You will imagine, Madam, that my uncle Toby had contracted all this from this very source; — that he had spent a great part of his time in converse with your sex; and that, from a thorough knowledge of you, and the force of imitation which such fair examples render irresistible, he had acquired this amiable turn of mind.

I wish I could say so, — for unless it was with his sister-in-law, my father's wife and my mother, — my uncle Toby scarce exchanged three words with the sex in as many years; —— no, he got it, Madam, by a blow. —— A blow! —— Yes, Madam, it was owing to a blow from a stone, broke off by a ball from the parapet of a horn-work at the siege of Namur, which struck full upon my uncle Toby's groin. (Sterne, Tristram Shandy, 1.21.90 f.)

Tobys modesty ist der Ansatzpunkt für eine ganze Reihe von Fragen, die Wissen und Wissensvarianten über die modesty ins Spiel bringen: Ist sie von der Natur gegeben oder kulturell erworben?

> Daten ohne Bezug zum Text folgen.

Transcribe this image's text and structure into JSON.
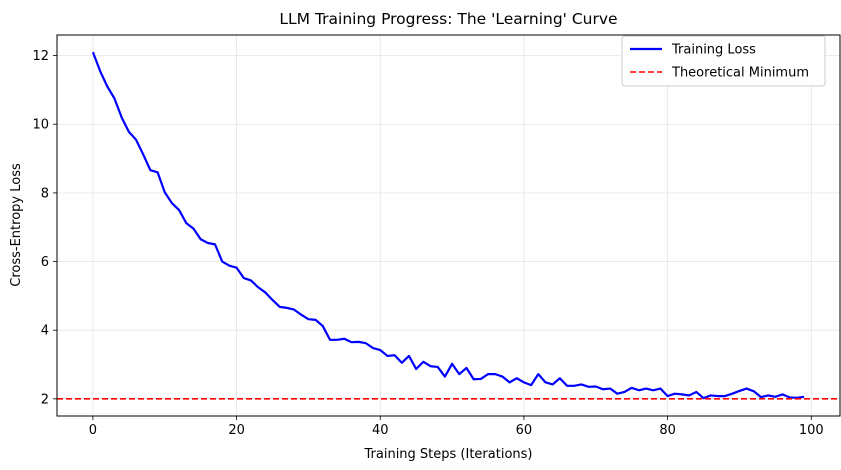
{
  "chart_data": {
    "type": "line",
    "title": "LLM Training Progress: The 'Learning' Curve",
    "xlabel": "Training Steps (Iterations)",
    "ylabel": "Cross-Entropy Loss",
    "xlim": [
      -5,
      104
    ],
    "ylim": [
      1.5,
      12.6
    ],
    "xticks": [
      0,
      20,
      40,
      60,
      80,
      100
    ],
    "yticks": [
      2,
      4,
      6,
      8,
      10,
      12
    ],
    "grid": true,
    "legend_position": "top-right",
    "series": [
      {
        "name": "Training Loss",
        "color": "#0000ff",
        "style": "solid",
        "x": [
          0,
          1,
          2,
          3,
          4,
          5,
          6,
          7,
          8,
          9,
          10,
          11,
          12,
          13,
          14,
          15,
          16,
          17,
          18,
          19,
          20,
          21,
          22,
          23,
          24,
          25,
          26,
          27,
          28,
          29,
          30,
          31,
          32,
          33,
          34,
          35,
          36,
          37,
          38,
          39,
          40,
          41,
          42,
          43,
          44,
          45,
          46,
          47,
          48,
          49,
          50,
          51,
          52,
          53,
          54,
          55,
          56,
          57,
          58,
          59,
          60,
          61,
          62,
          63,
          64,
          65,
          66,
          67,
          68,
          69,
          70,
          71,
          72,
          73,
          74,
          75,
          76,
          77,
          78,
          79,
          80,
          81,
          82,
          83,
          84,
          85,
          86,
          87,
          88,
          89,
          90,
          91,
          92,
          93,
          94,
          95,
          96,
          97,
          98,
          99
        ],
        "values": [
          12.1,
          11.55,
          11.1,
          10.75,
          10.2,
          9.78,
          9.55,
          9.12,
          8.66,
          8.6,
          8.02,
          7.7,
          7.5,
          7.12,
          6.96,
          6.65,
          6.54,
          6.5,
          6.0,
          5.88,
          5.82,
          5.52,
          5.45,
          5.25,
          5.1,
          4.88,
          4.68,
          4.65,
          4.6,
          4.45,
          4.32,
          4.3,
          4.12,
          3.72,
          3.72,
          3.75,
          3.65,
          3.66,
          3.62,
          3.48,
          3.42,
          3.25,
          3.27,
          3.05,
          3.25,
          2.87,
          3.08,
          2.95,
          2.93,
          2.65,
          3.02,
          2.72,
          2.9,
          2.57,
          2.58,
          2.72,
          2.72,
          2.65,
          2.48,
          2.6,
          2.48,
          2.4,
          2.72,
          2.48,
          2.42,
          2.6,
          2.38,
          2.38,
          2.42,
          2.35,
          2.36,
          2.28,
          2.3,
          2.15,
          2.2,
          2.32,
          2.25,
          2.3,
          2.25,
          2.3,
          2.08,
          2.15,
          2.13,
          2.1,
          2.2,
          2.02,
          2.1,
          2.08,
          2.08,
          2.15,
          2.23,
          2.3,
          2.22,
          2.05,
          2.1,
          2.06,
          2.13,
          2.04,
          2.03,
          2.06
        ]
      },
      {
        "name": "Theoretical Minimum",
        "color": "#ff0000",
        "style": "dashed",
        "y": 2.0
      }
    ]
  }
}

In welcher Beziehung steht sie zum Geschlecht der Person? Ist sie auf der Ebene des Signifikats oder des Signifikanten angesiedelt? Die Antworten auf diese Fragen, die an seiner sexuellen Ahnungslosigkeit ansetzen, ergeben ein Bild seines Charakters: Onkel Tobys Sittsamkeit besteht nicht auf der Ebene der Wortwahl, sondern sie ist 'inhaltlich' und betrifft "things". Hier schon benötigt ein Leser selbst "modesty in regard [...] to things", denn "thing" hat traditionell den Unterton der Referenz auf das Geschlechtsorgan. Sittsamkeit ist zweitens weiblich markiert; daß sie hier einem Mann zukommt, ist besonders zu vermerken und in bezug zur Frage ihres naturgegebenen oder kulturell erworbenen Status zu setzen. Dabei ist Tobys Tugend weder ein Geschenk der Natur noch durch den Umgang mit Frauen auf ihn übergegangen; sie ist das Resultat seiner Leistenverletzung; auch in dieser Hinsicht besteht ein enger, aber nur angedeuteter Zusammenhang zwischen seiner Sittsamkeit und seinem "thing".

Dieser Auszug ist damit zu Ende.